NextFin News - Czech billionaire Daniel Kretinsky is signaling a potential expansion of his influence within the European energy sector, indicating that his investment vehicle may increase its stake in TotalEnergies SE. The move follows a transformative deal finalized late last year, which positioned Kretinsky as a significant shareholder in the French energy giant through an asset-for-equity swap.
Kretinsky, whose Energetický a průmyslový holding (EPH) already holds a 4.1% stake in TotalEnergies, stated in an interview on Friday that he views the current valuation of the company as an attractive entry point for further investment. The initial stake was acquired in November 2025 when TotalEnergies purchased a 50% interest in EPH’s European flexible power generation portfolio for €5.1 billion, paying entirely in new shares. That transaction made Kretinsky one of the largest individual shareholders in the company, trailing only the firm’s employees.
The billionaire’s interest comes at a time when TotalEnergies is navigating a complex transition toward renewable energy while maintaining a robust presence in the liquefied natural gas (LNG) and oil markets. Kretinsky, known for his contrarian bets on "old economy" assets like coal and gas-fired power plants, has built a reputation as a disciplined value investor. His long-term stance has historically favored assets that provide essential baseload power, often acquiring them when other European majors were divesting to meet climate targets. This strategy has made him a polarizing figure in European finance, with some analysts viewing him as a savvy opportunist and others as a risk-taker betting against the speed of the green transition.
While Kretinsky’s comments suggest a bullish outlook, they do not represent a broader market consensus. Most sell-side analysts remain cautious regarding the French major’s stock, citing volatility in global energy prices and the regulatory pressures of the European Green Deal. According to data from Bloomberg, the majority of institutional investors maintain a "hold" or "neutral" rating on TotalEnergies, reflecting uncertainty over the long-term profitability of integrated energy models during a period of structural shift. Kretinsky’s perspective is currently a minority view among large-scale institutional players, who are increasingly prioritizing ESG-compliant growth over the cash-flow-heavy, traditional energy assets that Kretinsky favors.
The potential for a stake increase remains subject to several variables, including French government scrutiny. The Élysée Palace has historically viewed TotalEnergies as a strategic national asset, and any significant increase in foreign ownership—particularly from an activist-leaning investor like Kretinsky—could trigger regulatory pushback under France’s foreign investment screening laws. Furthermore, the billionaire’s ability to fund a larger position depends on the continued performance of his sprawling empire, which includes retail, media, and logistics assets across Europe.

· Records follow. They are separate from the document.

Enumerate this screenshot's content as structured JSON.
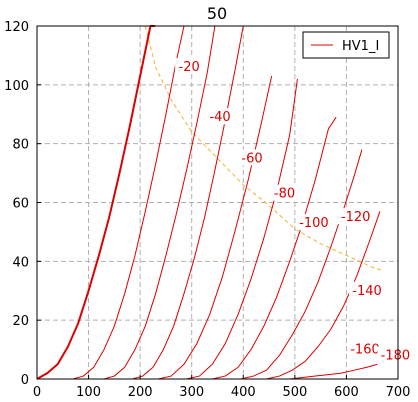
{
  "chart_data": {
    "type": "line",
    "title": "50",
    "xlabel": "",
    "ylabel": "",
    "xlim": [
      0,
      700
    ],
    "ylim": [
      0,
      120
    ],
    "xticks": [
      0,
      100,
      200,
      300,
      400,
      500,
      600,
      700
    ],
    "yticks": [
      0,
      20,
      40,
      60,
      80,
      100,
      120
    ],
    "grid": true,
    "legend": {
      "position": "top-right",
      "entries": [
        "HV1_I"
      ]
    },
    "colors": {
      "curve": "#dd0000",
      "bold_curve": "#dd0000",
      "load_line": "#f2b233",
      "grid": "#b0b0b0"
    },
    "series": [
      {
        "name": "HV1_I",
        "grid_voltage": "0",
        "bold": true,
        "points": [
          [
            0,
            0
          ],
          [
            20,
            2
          ],
          [
            40,
            5
          ],
          [
            60,
            11
          ],
          [
            80,
            19
          ],
          [
            100,
            30
          ],
          [
            120,
            42
          ],
          [
            140,
            55
          ],
          [
            160,
            70
          ],
          [
            180,
            86
          ],
          [
            200,
            103
          ],
          [
            220,
            120
          ],
          [
            229,
            120
          ]
        ]
      },
      {
        "grid_voltage": "-20",
        "bold": false,
        "points": [
          [
            70,
            0
          ],
          [
            90,
            1
          ],
          [
            110,
            4
          ],
          [
            130,
            10
          ],
          [
            150,
            18
          ],
          [
            170,
            29
          ],
          [
            190,
            42
          ],
          [
            210,
            57
          ],
          [
            230,
            73
          ],
          [
            250,
            90
          ],
          [
            270,
            108
          ],
          [
            285,
            120
          ]
        ]
      },
      {
        "grid_voltage": "-40",
        "bold": false,
        "points": [
          [
            130,
            0
          ],
          [
            150,
            1
          ],
          [
            170,
            4
          ],
          [
            190,
            10
          ],
          [
            210,
            18
          ],
          [
            230,
            29
          ],
          [
            250,
            42
          ],
          [
            270,
            56
          ],
          [
            290,
            71
          ],
          [
            310,
            87
          ],
          [
            330,
            104
          ],
          [
            345,
            120
          ]
        ]
      },
      {
        "grid_voltage": "-60",
        "bold": false,
        "points": [
          [
            185,
            0
          ],
          [
            205,
            1
          ],
          [
            225,
            4
          ],
          [
            245,
            10
          ],
          [
            265,
            18
          ],
          [
            285,
            29
          ],
          [
            305,
            41
          ],
          [
            325,
            55
          ],
          [
            345,
            71
          ],
          [
            365,
            88
          ],
          [
            385,
            106
          ],
          [
            400,
            120
          ]
        ]
      },
      {
        "grid_voltage": "-80",
        "bold": false,
        "points": [
          [
            235,
            0
          ],
          [
            260,
            1
          ],
          [
            285,
            5
          ],
          [
            310,
            12
          ],
          [
            335,
            22
          ],
          [
            360,
            35
          ],
          [
            385,
            51
          ],
          [
            410,
            68
          ],
          [
            435,
            87
          ],
          [
            455,
            103
          ]
        ]
      },
      {
        "grid_voltage": "-100",
        "bold": false,
        "points": [
          [
            290,
            0
          ],
          [
            315,
            1
          ],
          [
            340,
            5
          ],
          [
            365,
            12
          ],
          [
            390,
            22
          ],
          [
            415,
            34
          ],
          [
            440,
            48
          ],
          [
            465,
            64
          ],
          [
            490,
            83
          ],
          [
            505,
            102
          ]
        ]
      },
      {
        "grid_voltage": "-120",
        "bold": false,
        "points": [
          [
            340,
            0
          ],
          [
            365,
            1
          ],
          [
            390,
            4
          ],
          [
            415,
            10
          ],
          [
            440,
            18
          ],
          [
            465,
            28
          ],
          [
            490,
            40
          ],
          [
            515,
            53
          ],
          [
            540,
            68
          ],
          [
            565,
            85
          ],
          [
            580,
            89
          ]
        ]
      },
      {
        "grid_voltage": "-140",
        "bold": false,
        "points": [
          [
            395,
            0
          ],
          [
            420,
            1
          ],
          [
            445,
            3
          ],
          [
            470,
            8
          ],
          [
            495,
            15
          ],
          [
            520,
            23
          ],
          [
            545,
            33
          ],
          [
            570,
            45
          ],
          [
            595,
            58
          ],
          [
            615,
            69
          ],
          [
            630,
            78
          ]
        ]
      },
      {
        "grid_voltage": "-160",
        "bold": false,
        "points": [
          [
            445,
            0
          ],
          [
            470,
            1
          ],
          [
            495,
            3
          ],
          [
            520,
            6
          ],
          [
            545,
            11
          ],
          [
            570,
            17
          ],
          [
            595,
            25
          ],
          [
            620,
            35
          ],
          [
            645,
            47
          ],
          [
            665,
            57
          ]
        ]
      },
      {
        "grid_voltage": "-180",
        "bold": false,
        "points": [
          [
            490,
            0
          ],
          [
            515,
            0.5
          ],
          [
            540,
            1
          ],
          [
            565,
            1.5
          ],
          [
            590,
            2
          ],
          [
            615,
            3
          ],
          [
            640,
            4
          ],
          [
            660,
            5
          ]
        ]
      }
    ],
    "load_line": {
      "points": [
        [
          210,
          120
        ],
        [
          230,
          106
        ],
        [
          260,
          95
        ],
        [
          300,
          84
        ],
        [
          350,
          75
        ],
        [
          400,
          66
        ],
        [
          450,
          59
        ],
        [
          500,
          51
        ],
        [
          550,
          46
        ],
        [
          600,
          42
        ],
        [
          650,
          38
        ],
        [
          668,
          37
        ]
      ]
    },
    "curve_labels": [
      {
        "text": "-20",
        "x": 295,
        "y": 106
      },
      {
        "text": "-40",
        "x": 355,
        "y": 89
      },
      {
        "text": "-60",
        "x": 417,
        "y": 75
      },
      {
        "text": "-80",
        "x": 480,
        "y": 63
      },
      {
        "text": "-100",
        "x": 537,
        "y": 53
      },
      {
        "text": "-120",
        "x": 618,
        "y": 55
      },
      {
        "text": "-140",
        "x": 640,
        "y": 30
      },
      {
        "text": "-160",
        "x": 636,
        "y": 10
      },
      {
        "text": "-180",
        "x": 695,
        "y": 8
      }
    ]
  }
}
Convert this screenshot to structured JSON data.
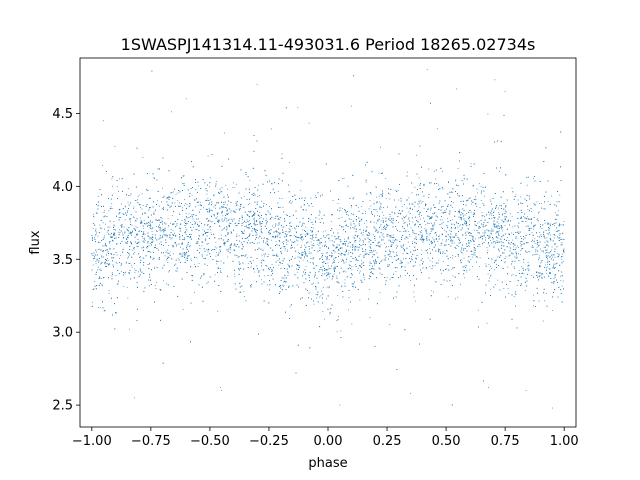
{
  "chart_data": {
    "type": "scatter",
    "title": "1SWASPJ141314.11-493031.6 Period 18265.02734s",
    "xlabel": "phase",
    "ylabel": "flux",
    "xlim": [
      -1.05,
      1.05
    ],
    "ylim": [
      2.35,
      4.88
    ],
    "xticks": [
      -1.0,
      -0.75,
      -0.5,
      -0.25,
      0.0,
      0.25,
      0.5,
      0.75,
      1.0
    ],
    "xtick_labels": [
      "−1.00",
      "−0.75",
      "−0.50",
      "−0.25",
      "0.00",
      "0.25",
      "0.50",
      "0.75",
      "1.00"
    ],
    "yticks": [
      2.5,
      3.0,
      3.5,
      4.0,
      4.5
    ],
    "ytick_labels": [
      "2.5",
      "3.0",
      "3.5",
      "4.0",
      "4.5"
    ],
    "grid": false,
    "marker_color": "#1f77b4",
    "phase_flux_profile": {
      "phase": [
        -1.0,
        -0.75,
        -0.5,
        -0.25,
        0.0,
        0.25,
        0.5,
        0.75,
        1.0
      ],
      "median_flux": [
        3.53,
        3.68,
        3.72,
        3.65,
        3.52,
        3.65,
        3.72,
        3.66,
        3.53
      ],
      "typical_scatter": 0.18,
      "outlier_range": [
        2.45,
        4.82
      ]
    },
    "series": [
      {
        "points": [
          [
            -0.98,
            3.55
          ],
          [
            -0.92,
            3.62
          ],
          [
            -0.85,
            3.66
          ],
          [
            -0.78,
            3.69
          ],
          [
            -0.71,
            3.71
          ],
          [
            -0.64,
            3.73
          ],
          [
            -0.57,
            3.72
          ],
          [
            -0.5,
            3.72
          ],
          [
            -0.43,
            3.7
          ],
          [
            -0.36,
            3.68
          ],
          [
            -0.29,
            3.66
          ],
          [
            -0.22,
            3.62
          ],
          [
            -0.15,
            3.58
          ],
          [
            -0.08,
            3.54
          ],
          [
            -0.01,
            3.52
          ],
          [
            0.06,
            3.54
          ],
          [
            0.13,
            3.58
          ],
          [
            0.2,
            3.63
          ],
          [
            0.27,
            3.66
          ],
          [
            0.34,
            3.69
          ],
          [
            0.41,
            3.71
          ],
          [
            0.48,
            3.72
          ],
          [
            0.55,
            3.72
          ],
          [
            0.62,
            3.7
          ],
          [
            0.69,
            3.68
          ],
          [
            0.76,
            3.65
          ],
          [
            0.83,
            3.61
          ],
          [
            0.9,
            3.57
          ],
          [
            0.97,
            3.54
          ],
          [
            -0.95,
            4.45
          ],
          [
            -0.6,
            4.6
          ],
          [
            -0.3,
            4.7
          ],
          [
            0.1,
            4.55
          ],
          [
            0.42,
            4.8
          ],
          [
            0.75,
            4.65
          ],
          [
            -0.82,
            2.55
          ],
          [
            -0.45,
            2.6
          ],
          [
            0.05,
            2.5
          ],
          [
            0.35,
            2.58
          ],
          [
            0.68,
            2.62
          ],
          [
            0.95,
            2.48
          ]
        ]
      }
    ]
  }
}
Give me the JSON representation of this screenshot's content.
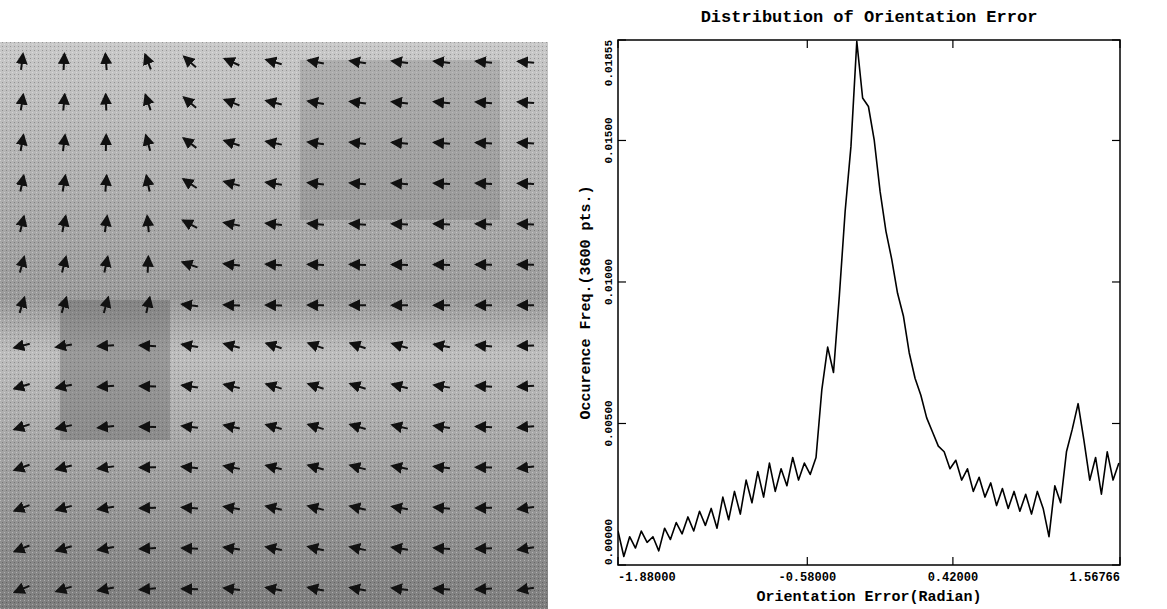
{
  "chart_data": {
    "type": "line",
    "title": "Distribution of Orientation Error",
    "x_label": "Orientation Error(Radian)",
    "y_label": "Occurence Freq.(3600 pts.)",
    "color": "#000000",
    "grid": false,
    "xlim": [
      -1.88,
      1.56766
    ],
    "xticks": [
      {
        "value": -1.88,
        "label": "-1.88000"
      },
      {
        "value": -0.58,
        "label": "-0.58000"
      },
      {
        "value": 0.42,
        "label": "0.42000"
      },
      {
        "value": 1.56766,
        "label": "1.56766"
      }
    ],
    "ylim": [
      0,
      0.01855
    ],
    "yticks": [
      {
        "value": 0,
        "label": "0.00000"
      },
      {
        "value": 0.005,
        "label": "0.00500"
      },
      {
        "value": 0.01,
        "label": "0.01000"
      },
      {
        "value": 0.015,
        "label": "0.01500"
      },
      {
        "value": 0.01855,
        "label": "0.01855"
      }
    ],
    "x": [
      -1.88,
      -1.84,
      -1.8,
      -1.76,
      -1.72,
      -1.68,
      -1.64,
      -1.6,
      -1.56,
      -1.52,
      -1.48,
      -1.44,
      -1.4,
      -1.36,
      -1.32,
      -1.28,
      -1.24,
      -1.2,
      -1.16,
      -1.12,
      -1.08,
      -1.04,
      -1.0,
      -0.96,
      -0.92,
      -0.88,
      -0.84,
      -0.8,
      -0.76,
      -0.72,
      -0.68,
      -0.64,
      -0.6,
      -0.56,
      -0.52,
      -0.48,
      -0.44,
      -0.4,
      -0.36,
      -0.32,
      -0.28,
      -0.24,
      -0.2,
      -0.16,
      -0.12,
      -0.08,
      -0.04,
      0.0,
      0.04,
      0.08,
      0.12,
      0.16,
      0.2,
      0.24,
      0.28,
      0.32,
      0.36,
      0.4,
      0.44,
      0.48,
      0.52,
      0.56,
      0.6,
      0.64,
      0.68,
      0.72,
      0.76,
      0.8,
      0.84,
      0.88,
      0.92,
      0.96,
      1.0,
      1.04,
      1.08,
      1.12,
      1.16,
      1.2,
      1.24,
      1.28,
      1.32,
      1.36,
      1.4,
      1.44,
      1.48,
      1.52,
      1.56
    ],
    "values": [
      0.0012,
      0.0003,
      0.001,
      0.0006,
      0.0012,
      0.0008,
      0.001,
      0.0005,
      0.0013,
      0.0009,
      0.0015,
      0.0011,
      0.0017,
      0.0012,
      0.0019,
      0.0014,
      0.002,
      0.0013,
      0.0024,
      0.0016,
      0.0026,
      0.0018,
      0.003,
      0.0022,
      0.0033,
      0.0024,
      0.0036,
      0.0026,
      0.0034,
      0.0028,
      0.0038,
      0.003,
      0.0036,
      0.0032,
      0.0038,
      0.0062,
      0.0077,
      0.0068,
      0.0095,
      0.0125,
      0.0148,
      0.0185,
      0.0165,
      0.0162,
      0.015,
      0.0132,
      0.0118,
      0.0108,
      0.0096,
      0.0088,
      0.0075,
      0.0066,
      0.006,
      0.0052,
      0.0047,
      0.0042,
      0.004,
      0.0034,
      0.0037,
      0.003,
      0.0034,
      0.0026,
      0.0031,
      0.0024,
      0.0029,
      0.0021,
      0.0027,
      0.002,
      0.0026,
      0.0019,
      0.0025,
      0.0018,
      0.0026,
      0.002,
      0.001,
      0.0028,
      0.0022,
      0.004,
      0.0048,
      0.0057,
      0.0044,
      0.003,
      0.0038,
      0.0025,
      0.004,
      0.003,
      0.0036
    ]
  }
}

Market observers note that Kretinsky’s interest may also be a tactical move to secure a board seat or influence the company’s capital allocation strategy. TotalEnergies has been under pressure from some shareholders to spin off its U.S. listing or increase buybacks. By signaling a desire to buy more shares, Kretinsky may be positioning himself to support management against more aggressive activist funds, or conversely, to lead a push for higher shareholder returns himself. For now, the market is treating the billionaire’s comments as a scenario-based projection rather than a definitive commitment to immediate action.